Programas tipo “mundo cão” existem desde sempre; Wilton Franco, por exemplo.
Mas houve um momento decisivo em que esse tipo de programa saiu da área de serviço da TV e se refestelou na sala de estar. A história da TV nos últimos 10 anos, com algum exagero, pode ser definida entre antes e depois do “Aqui, Agora”.
Eu adorava o programa, ainda que em pouco tempo ele tenha perdido o encanto para mim. Ele tinha conseguido transferir para a TV a linguagem do Notícias Populares, o jornal que tinha as melhores manchetes de todo o país. Era o pior de São Paulo disponível em cores e em movimento para todo o país.
Havia algo mais genial do que Gil Gomes? Ele parecia a coisa menos adequada à linguagem televisiva que poderiam escolher. Camisas tiradas do baú de algum surfista dos anos 60, um rosto parecendo areia mijada, uma voz mais adequada ao rádio AM que à TV — e no entanto ele era perfeito.
Cito até hoje uma frase de Gil Gomes: “um bom, dois bons, três bons — mas um morreu!”
Essa frase é a mais representativa do que é TV popular no Brasil. É quase o “Poema em Linha Reta” em edição abreviada. É como se Hamlet, em vez de perder tempo declamando “Ser ou não ser, eis a questão; acaso é mais nobre…”, simplesmente dissesse “Tá foda!”.
O “Aqui, Agora” virou a TV de cabeça para baixo, numa época em que a Globo se via acossada como nunca antes. “Pantanal” e “Carrossel” vinham tirando o sono de muitos executivos da Vênus Platinada porque pela primeira vez roubava share de maneira que parecia — e era — consistente.
A linguagem rápida, a urgência, a escolha adequada dos temas que combinavam baixaria e interesse humano — ainda que no que ele tivesse de mais perversamente voyeur e sádico –, a estereotipização do sujeito que fazia os comentários internacionais (qual era o nome dele?), tudo isso fazia do “Aqui, Agora” um programa inovador, por pior que parecesse. Não no conteúdo, mas na forma. Esse era o principal atrativo do programa.
Mas mesmo no conteúdo o “Aqui, Agora” tinha sua força. No fim das contas, o programa prestava serviços ao cidadão, tanto que Celso Russomano fez carreira política a partir daquele programa: “Se está bom para as partes…” O envolvimento com a comunidade era muito maior que o oferecido pela rigidez fria do Jornal Nacional. Dava ao povo a informação que ele queria.

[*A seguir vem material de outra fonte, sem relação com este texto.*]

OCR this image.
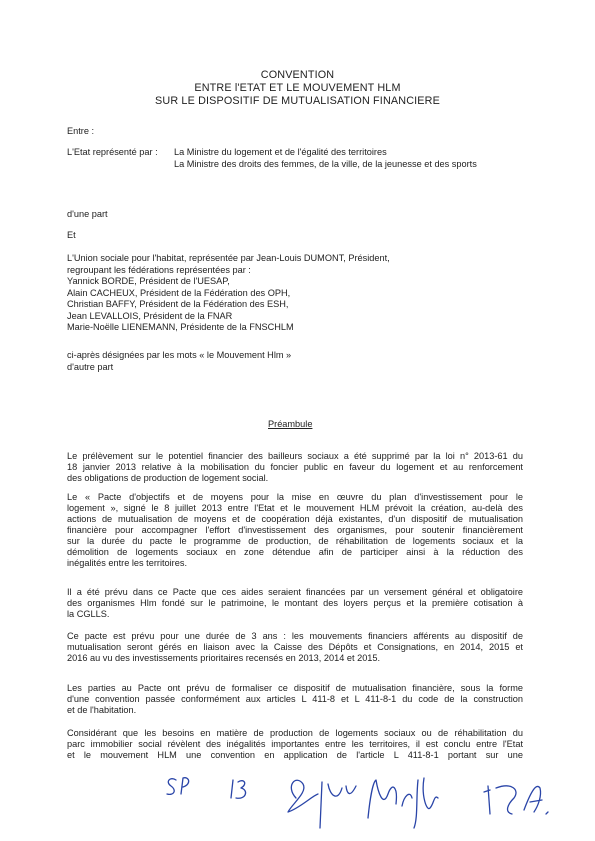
CONVENTION
ENTRE l'ETAT ET LE MOUVEMENT HLM
SUR LE DISPOSITIF DE MUTUALISATION FINANCIERE
Entre :
L'Etat représenté par : La Ministre du logement et de l'égalité des territoires
La Ministre des droits des femmes, de la ville, de la jeunesse et des sports
d'une part
Et
L'Union sociale pour l'habitat, représentée par Jean-Louis DUMONT, Président,
regroupant les fédérations représentées par :
Yannick BORDE, Président de l'UESAP,
Alain CACHEUX, Président de la Fédération des OPH,
Christian BAFFY, Président de la Fédération des ESH,
Jean LEVALLOIS, Président de la FNAR
Marie-Noëlle LIENEMANN, Présidente de la FNSCHLM
ci-après désignées par les mots « le Mouvement Hlm »
d'autre part
Préambule
Le prélèvement sur le potentiel financier des bailleurs sociaux a été supprimé par la loi n° 2013-61 du
18 janvier 2013 relative à la mobilisation du foncier public en faveur du logement et au renforcement
des obligations de production de logement social.
Le « Pacte d'objectifs et de moyens pour la mise en œuvre du plan d'investissement pour le
logement », signé le 8 juillet 2013 entre l'Etat et le mouvement HLM prévoit la création, au-delà des
actions de mutualisation de moyens et de coopération déjà existantes, d'un dispositif de mutualisation
financière pour accompagner l'effort d'investissement des organismes, pour soutenir financièrement
sur la durée du pacte le programme de production, de réhabilitation de logements sociaux et la
démolition de logements sociaux en zone détendue afin de participer ainsi à la réduction des
inégalités entre les territoires.
Il a été prévu dans ce Pacte que ces aides seraient financées par un versement général et obligatoire
des organismes Hlm fondé sur le patrimoine, le montant des loyers perçus et la première cotisation à
la CGLLS.
Ce pacte est prévu pour une durée de 3 ans : les mouvements financiers afférents au dispositif de
mutualisation seront gérés en liaison avec la Caisse des Dépôts et Consignations, en 2014, 2015 et
2016 au vu des investissements prioritaires recensés en 2013, 2014 et 2015.
Les parties au Pacte ont prévu de formaliser ce dispositif de mutualisation financière, sous la forme
d'une convention passée conformément aux articles L 411-8 et L 411-8-1 du code de la construction
et de l'habitation.
Considérant que les besoins en matière de production de logements sociaux ou de réhabilitation du
parc immobilier social révèlent des inégalités importantes entre les territoires, il est conclu entre l'Etat
et le mouvement HLM une convention en application de l'article L 411-8-1 portant sur une
SP	13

O “Aqui, Agora” deixou algumas lições. Mas não parece que até agora tenham sido aproveitadas. A idéia é: certamente há espaço para TV popular com qualidade. Forma e conteúdo não são tão intrinsecamente ligadas assim. Talvez a receita da forma tenha sido dada ali; basta agora saber como adequar o conteúdo a ela. No dia que conseguirem isso, talvez a TV aberta tenha alguma chance de voltar a significar algo.